The United States Postal Service is quite good at re-directing mail, thanks to its sophisticated Postal Automated Redirection System, but the Defense Department has not created anything comparable to handle military mail.  “Under the antiquated mail redirection procedures currently used by DoD, the one-way transit time for blank ballots redirected to or from overseas typically ranges from 14 to 50 days, depending on the overseas location and operating conditions,” the Republican senators noted in their letter to Panetta.  “The more efficient PARS system would cut the average transit time for redirected ballots to just three days, according to USPS.”

The senators declare themselves “perplexed” that Obama’s Defense Department didn’t update its system to cut down on the 14 to 50-day transit time for blank ballots sent to deployed military personnel.  It’s especially perplexing given the fire hose of tax money Obama has been willing to spray on far less worthy endeavors.  Perhaps it becomes easier to understand when the voting habits of military voters are taken into account.

At any rate, it’s too late to do anything about the current election (good thing it’s not historic or anything like that!) but the senators asked Panetta to “ensure that DoD moves expeditiously to modernize its system for redirecting blank ballots, so that our service members do not encounter the same roadblocks to voting in the next election cycle.”

Additionally, they requested data on “the specific number of service members who requested absentee ballots for the 2012 general election but have yet to receive them due to delays attributable to DoD’s mail forwarding system.”  The number of overseas absentee ballots requested this year is down considerably from 2008, with a 70 percent reduction in the battleground states of Virginia and Ohio cited in an October 1 Fox News report.
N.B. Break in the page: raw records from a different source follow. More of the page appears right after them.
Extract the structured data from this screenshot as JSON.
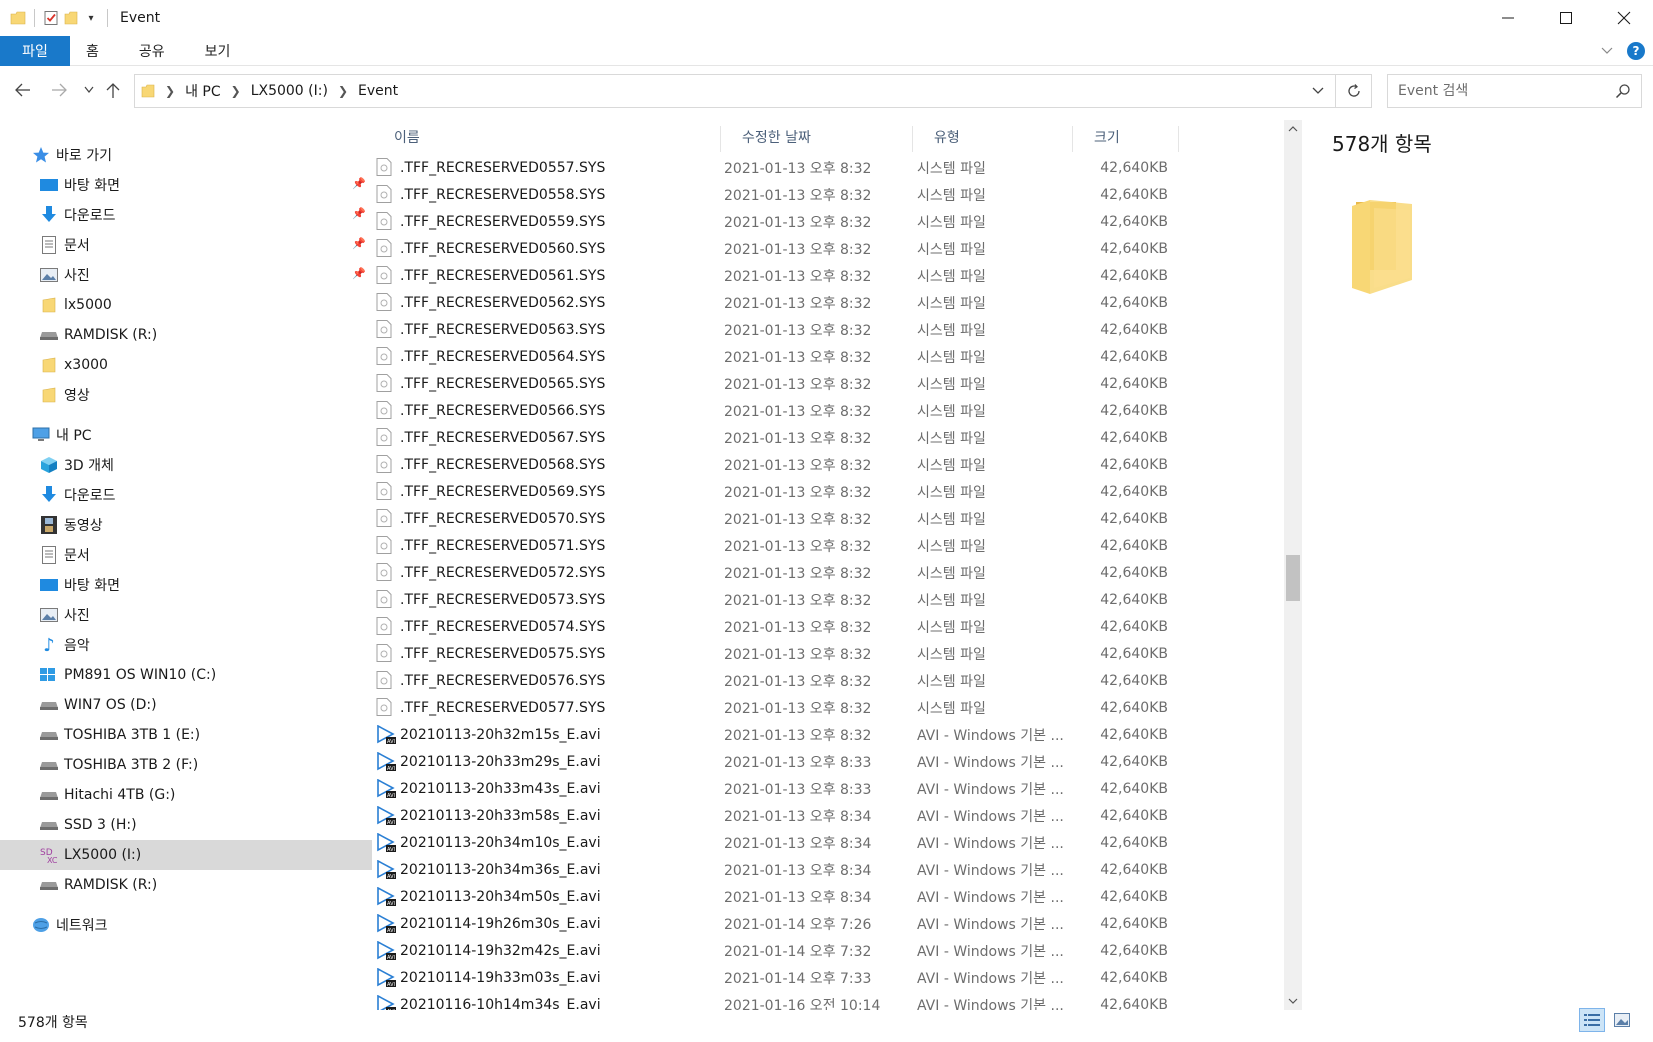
{
  "window": {
    "title": "Event",
    "minimize": "—",
    "maximize": "☐",
    "close": "✕"
  },
  "ribbon": {
    "tabs": [
      "파일",
      "홈",
      "공유",
      "보기"
    ],
    "help": "?"
  },
  "address": {
    "crumbs": [
      "내 PC",
      "LX5000 (I:)",
      "Event"
    ]
  },
  "search": {
    "placeholder": "Event 검색"
  },
  "navpane": {
    "quick_access": "바로 가기",
    "quick_items": [
      "바탕 화면",
      "다운로드",
      "문서",
      "사진",
      "lx5000",
      "RAMDISK (R:)",
      "x3000",
      "영상"
    ],
    "this_pc": "내 PC",
    "pc_items": [
      "3D 개체",
      "다운로드",
      "동영상",
      "문서",
      "바탕 화면",
      "사진",
      "음악",
      "PM891 OS WIN10 (C:)",
      "WIN7 OS (D:)",
      "TOSHIBA 3TB 1 (E:)",
      "TOSHIBA 3TB 2 (F:)",
      "Hitachi 4TB (G:)",
      "SSD 3 (H:)",
      "LX5000 (I:)",
      "RAMDISK (R:)"
    ],
    "network": "네트워크"
  },
  "columns": {
    "name": "이름",
    "date": "수정한 날짜",
    "type": "유형",
    "size": "크기"
  },
  "files": [
    {
      "name": ".TFF_RECRESERVED0557.SYS",
      "date": "2021-01-13 오후 8:32",
      "type": "시스템 파일",
      "size": "42,640KB",
      "kind": "sys"
    },
    {
      "name": ".TFF_RECRESERVED0558.SYS",
      "date": "2021-01-13 오후 8:32",
      "type": "시스템 파일",
      "size": "42,640KB",
      "kind": "sys"
    },
    {
      "name": ".TFF_RECRESERVED0559.SYS",
      "date": "2021-01-13 오후 8:32",
      "type": "시스템 파일",
      "size": "42,640KB",
      "kind": "sys"
    },
    {
      "name": ".TFF_RECRESERVED0560.SYS",
      "date": "2021-01-13 오후 8:32",
      "type": "시스템 파일",
      "size": "42,640KB",
      "kind": "sys"
    },
    {
      "name": ".TFF_RECRESERVED0561.SYS",
      "date": "2021-01-13 오후 8:32",
      "type": "시스템 파일",
      "size": "42,640KB",
      "kind": "sys"
    },
    {
      "name": ".TFF_RECRESERVED0562.SYS",
      "date": "2021-01-13 오후 8:32",
      "type": "시스템 파일",
      "size": "42,640KB",
      "kind": "sys"
    },
    {
      "name": ".TFF_RECRESERVED0563.SYS",
      "date": "2021-01-13 오후 8:32",
      "type": "시스템 파일",
      "size": "42,640KB",
      "kind": "sys"
    },
    {
      "name": ".TFF_RECRESERVED0564.SYS",
      "date": "2021-01-13 오후 8:32",
      "type": "시스템 파일",
      "size": "42,640KB",
      "kind": "sys"
    },
    {
      "name": ".TFF_RECRESERVED0565.SYS",
      "date": "2021-01-13 오후 8:32",
      "type": "시스템 파일",
      "size": "42,640KB",
      "kind": "sys"
    },
    {
      "name": ".TFF_RECRESERVED0566.SYS",
      "date": "2021-01-13 오후 8:32",
      "type": "시스템 파일",
      "size": "42,640KB",
      "kind": "sys"
    },
    {
      "name": ".TFF_RECRESERVED0567.SYS",
      "date": "2021-01-13 오후 8:32",
      "type": "시스템 파일",
      "size": "42,640KB",
      "kind": "sys"
    },
    {
      "name": ".TFF_RECRESERVED0568.SYS",
      "date": "2021-01-13 오후 8:32",
      "type": "시스템 파일",
      "size": "42,640KB",
      "kind": "sys"
    },
    {
      "name": ".TFF_RECRESERVED0569.SYS",
      "date": "2021-01-13 오후 8:32",
      "type": "시스템 파일",
      "size": "42,640KB",
      "kind": "sys"
    },
    {
      "name": ".TFF_RECRESERVED0570.SYS",
      "date": "2021-01-13 오후 8:32",
      "type": "시스템 파일",
      "size": "42,640KB",
      "kind": "sys"
    },
    {
      "name": ".TFF_RECRESERVED0571.SYS",
      "date": "2021-01-13 오후 8:32",
      "type": "시스템 파일",
      "size": "42,640KB",
      "kind": "sys"
    },
    {
      "name": ".TFF_RECRESERVED0572.SYS",
      "date": "2021-01-13 오후 8:32",
      "type": "시스템 파일",
      "size": "42,640KB",
      "kind": "sys"
    },
    {
      "name": ".TFF_RECRESERVED0573.SYS",
      "date": "2021-01-13 오후 8:32",
      "type": "시스템 파일",
      "size": "42,640KB",
      "kind": "sys"
    },
    {
      "name": ".TFF_RECRESERVED0574.SYS",
      "date": "2021-01-13 오후 8:32",
      "type": "시스템 파일",
      "size": "42,640KB",
      "kind": "sys"
    },
    {
      "name": ".TFF_RECRESERVED0575.SYS",
      "date": "2021-01-13 오후 8:32",
      "type": "시스템 파일",
      "size": "42,640KB",
      "kind": "sys"
    },
    {
      "name": ".TFF_RECRESERVED0576.SYS",
      "date": "2021-01-13 오후 8:32",
      "type": "시스템 파일",
      "size": "42,640KB",
      "kind": "sys"
    },
    {
      "name": ".TFF_RECRESERVED0577.SYS",
      "date": "2021-01-13 오후 8:32",
      "type": "시스템 파일",
      "size": "42,640KB",
      "kind": "sys"
    },
    {
      "name": "20210113-20h32m15s_E.avi",
      "date": "2021-01-13 오후 8:32",
      "type": "AVI - Windows 기본 ...",
      "size": "42,640KB",
      "kind": "avi"
    },
    {
      "name": "20210113-20h33m29s_E.avi",
      "date": "2021-01-13 오후 8:33",
      "type": "AVI - Windows 기본 ...",
      "size": "42,640KB",
      "kind": "avi"
    },
    {
      "name": "20210113-20h33m43s_E.avi",
      "date": "2021-01-13 오후 8:33",
      "type": "AVI - Windows 기본 ...",
      "size": "42,640KB",
      "kind": "avi"
    },
    {
      "name": "20210113-20h33m58s_E.avi",
      "date": "2021-01-13 오후 8:34",
      "type": "AVI - Windows 기본 ...",
      "size": "42,640KB",
      "kind": "avi"
    },
    {
      "name": "20210113-20h34m10s_E.avi",
      "date": "2021-01-13 오후 8:34",
      "type": "AVI - Windows 기본 ...",
      "size": "42,640KB",
      "kind": "avi"
    },
    {
      "name": "20210113-20h34m36s_E.avi",
      "date": "2021-01-13 오후 8:34",
      "type": "AVI - Windows 기본 ...",
      "size": "42,640KB",
      "kind": "avi"
    },
    {
      "name": "20210113-20h34m50s_E.avi",
      "date": "2021-01-13 오후 8:34",
      "type": "AVI - Windows 기본 ...",
      "size": "42,640KB",
      "kind": "avi"
    },
    {
      "name": "20210114-19h26m30s_E.avi",
      "date": "2021-01-14 오후 7:26",
      "type": "AVI - Windows 기본 ...",
      "size": "42,640KB",
      "kind": "avi"
    },
    {
      "name": "20210114-19h32m42s_E.avi",
      "date": "2021-01-14 오후 7:32",
      "type": "AVI - Windows 기본 ...",
      "size": "42,640KB",
      "kind": "avi"
    },
    {
      "name": "20210114-19h33m03s_E.avi",
      "date": "2021-01-14 오후 7:33",
      "type": "AVI - Windows 기본 ...",
      "size": "42,640KB",
      "kind": "avi"
    },
    {
      "name": "20210116-10h14m34s_E.avi",
      "date": "2021-01-16 오전 10:14",
      "type": "AVI - Windows 기본 ...",
      "size": "42,640KB",
      "kind": "avi"
    }
  ],
  "preview": {
    "count_label": "578개 항목"
  },
  "status": {
    "count_label": "578개 항목"
  },
  "colors": {
    "accent": "#1979ca",
    "folder": "#f8d775",
    "selected": "#d9d9d9"
  }
}
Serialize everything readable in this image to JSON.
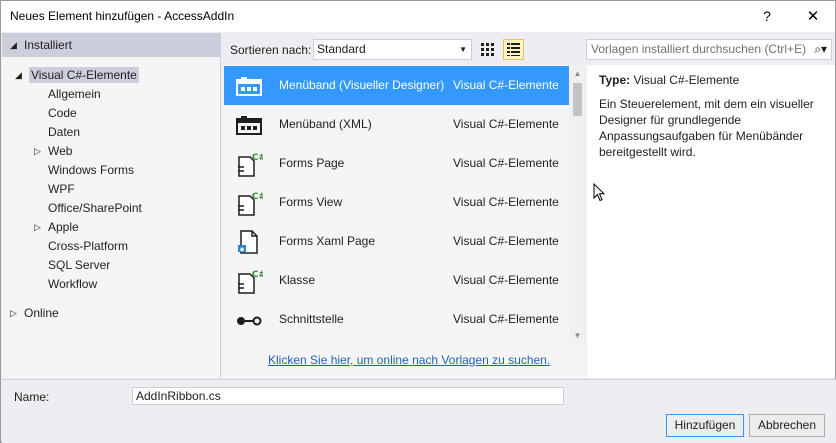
{
  "window": {
    "title": "Neues Element hinzufügen - AccessAddIn",
    "help_label": "?",
    "close_label": "✕"
  },
  "tree": {
    "installed_label": "Installiert",
    "online_label": "Online",
    "items": [
      {
        "label": "Visual C#-Elemente",
        "level": 1,
        "expanded": true,
        "selected": true
      },
      {
        "label": "Allgemein",
        "level": 2
      },
      {
        "label": "Code",
        "level": 2
      },
      {
        "label": "Daten",
        "level": 2
      },
      {
        "label": "Web",
        "level": 2,
        "collapsible": true
      },
      {
        "label": "Windows Forms",
        "level": 2
      },
      {
        "label": "WPF",
        "level": 2
      },
      {
        "label": "Office/SharePoint",
        "level": 2
      },
      {
        "label": "Apple",
        "level": 2,
        "collapsible": true
      },
      {
        "label": "Cross-Platform",
        "level": 2
      },
      {
        "label": "SQL Server",
        "level": 2
      },
      {
        "label": "Workflow",
        "level": 2
      }
    ]
  },
  "toolbar": {
    "sort_label": "Sortieren nach:",
    "sort_value": "Standard",
    "search_placeholder": "Vorlagen installiert durchsuchen (Ctrl+E)"
  },
  "templates": [
    {
      "name": "Menüband (Visueller Designer)",
      "category": "Visual C#-Elemente",
      "icon": "ribbon-icon",
      "selected": true
    },
    {
      "name": "Menüband (XML)",
      "category": "Visual C#-Elemente",
      "icon": "ribbon-icon"
    },
    {
      "name": "Forms Page",
      "category": "Visual C#-Elemente",
      "icon": "csharp-file-icon"
    },
    {
      "name": "Forms View",
      "category": "Visual C#-Elemente",
      "icon": "csharp-file-icon"
    },
    {
      "name": "Forms Xaml Page",
      "category": "Visual C#-Elemente",
      "icon": "xaml-file-icon"
    },
    {
      "name": "Klasse",
      "category": "Visual C#-Elemente",
      "icon": "csharp-file-icon"
    },
    {
      "name": "Schnittstelle",
      "category": "Visual C#-Elemente",
      "icon": "interface-icon"
    }
  ],
  "online_link": "Klicken Sie hier, um online nach Vorlagen zu suchen.",
  "details": {
    "type_label": "Type:",
    "type_value": "Visual C#-Elemente",
    "description": "Ein Steuerelement, mit dem ein visueller Designer für grundlegende Anpassungsaufgaben für Menübänder bereitgestellt wird."
  },
  "bottom": {
    "name_label": "Name:",
    "name_value": "AddInRibbon.cs",
    "add_button": "Hinzufügen",
    "cancel_button": "Abbrechen"
  },
  "colors": {
    "selection": "#3399ff",
    "link": "#1e62b9",
    "panel": "#f5f5f5",
    "chrome": "#eeeef2"
  }
}
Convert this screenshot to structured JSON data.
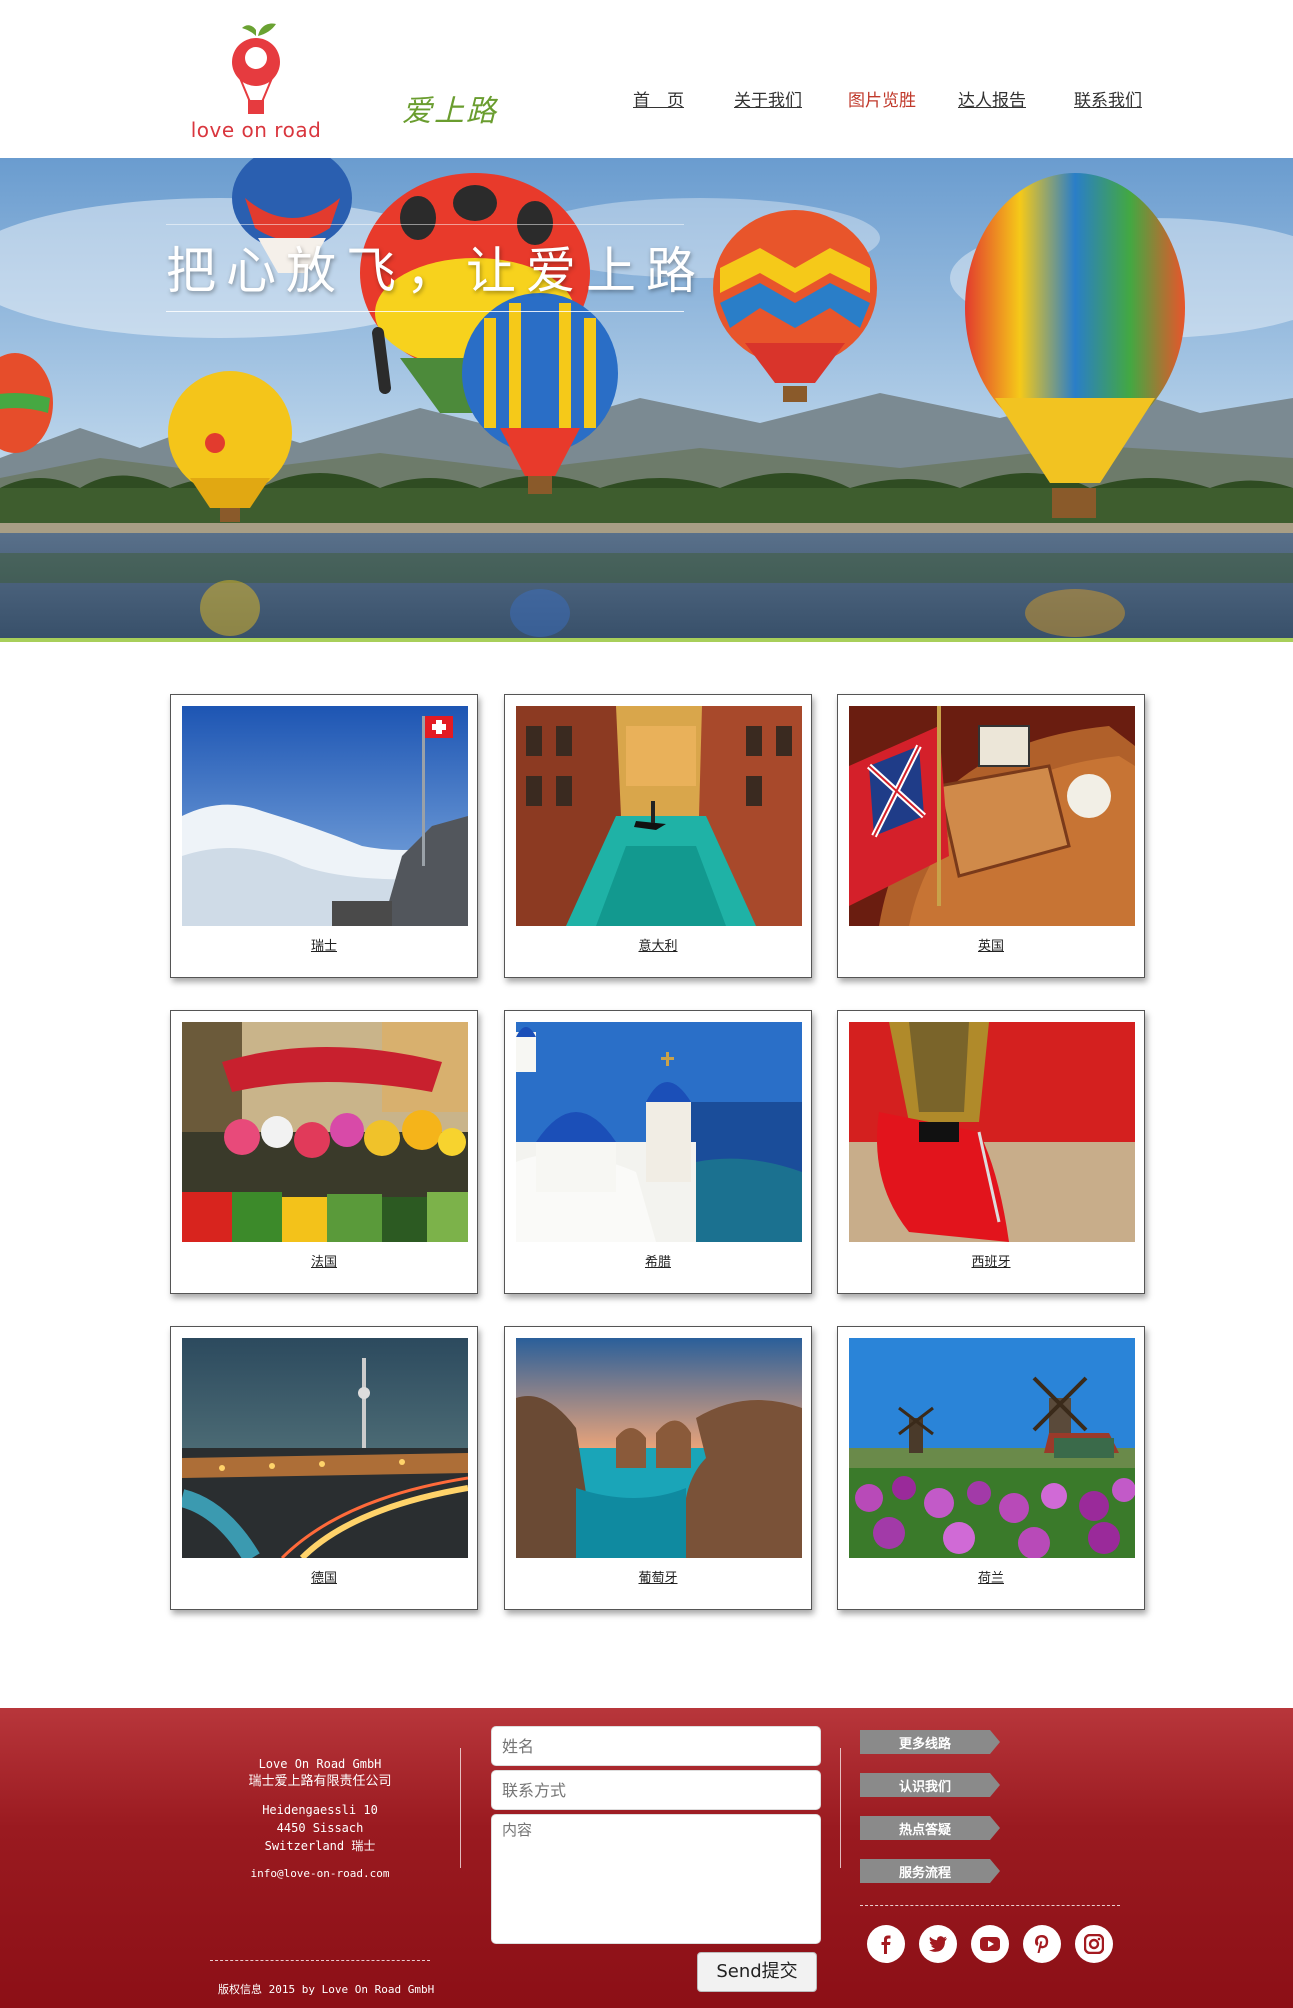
{
  "header": {
    "logo_text": "love on road",
    "brand_cn": "爱上路",
    "nav": [
      {
        "label": "首　页",
        "active": false
      },
      {
        "label": "关于我们",
        "active": false
      },
      {
        "label": "图片览胜",
        "active": true
      },
      {
        "label": "达人报告",
        "active": false
      },
      {
        "label": "联系我们",
        "active": false
      }
    ]
  },
  "hero": {
    "title": "把心放飞，让爱上路"
  },
  "gallery": [
    {
      "caption": "瑞士",
      "icon": "switzerland-mountain-photo"
    },
    {
      "caption": "意大利",
      "icon": "venice-canal-photo"
    },
    {
      "caption": "英国",
      "icon": "boat-union-jack-photo"
    },
    {
      "caption": "法国",
      "icon": "flower-market-photo"
    },
    {
      "caption": "希腊",
      "icon": "santorini-church-photo"
    },
    {
      "caption": "西班牙",
      "icon": "matador-cape-photo"
    },
    {
      "caption": "德国",
      "icon": "berlin-night-photo"
    },
    {
      "caption": "葡萄牙",
      "icon": "algarve-coast-photo"
    },
    {
      "caption": "荷兰",
      "icon": "windmill-tulips-photo"
    }
  ],
  "footer": {
    "company_en": "Love On Road GmbH",
    "company_cn": "瑞士爱上路有限责任公司",
    "address_line1": "Heidengaessli 10",
    "address_line2": "4450 Sissach",
    "address_line3": "Switzerland 瑞士",
    "email": "info@love-on-road.com",
    "copyright": "版权信息 2015 by Love On Road GmbH",
    "form": {
      "name_placeholder": "姓名",
      "contact_placeholder": "联系方式",
      "message_placeholder": "内容",
      "send_label": "Send提交"
    },
    "links": [
      "更多线路",
      "认识我们",
      "热点答疑",
      "服务流程"
    ],
    "social": [
      "facebook-icon",
      "twitter-icon",
      "youtube-icon",
      "pinterest-icon",
      "instagram-icon"
    ]
  },
  "colors": {
    "accent_red": "#c0392b",
    "footer_red": "#9a1a20",
    "brand_green": "#6a9d2f",
    "hero_line": "#a8cf5a"
  }
}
Senator Cornyn called this “an unacceptable failure by Pentagon leaders to comply with the law and ensure our service members and their families are able to exercise one of the most fundamental rights for which they sacrifice every day.”  The Pentagon explained much of the drop-off by noting that both parties held competitive primary elections in 2008, which inspired an abnormally high number of ballot requests, while 2012 requests are roughly comparable with the 2004 election.  However, an October report in the Washington Times said that the Pentagon’s own inspector general’s office found requests for assistance to the voter assistance offices on military bases “failed about 50 percent of the time,” fueling the belief among military voter advocates that not everything has been done to ensure America’s soldiers have proper access to the elections they have sworn their lives to defend.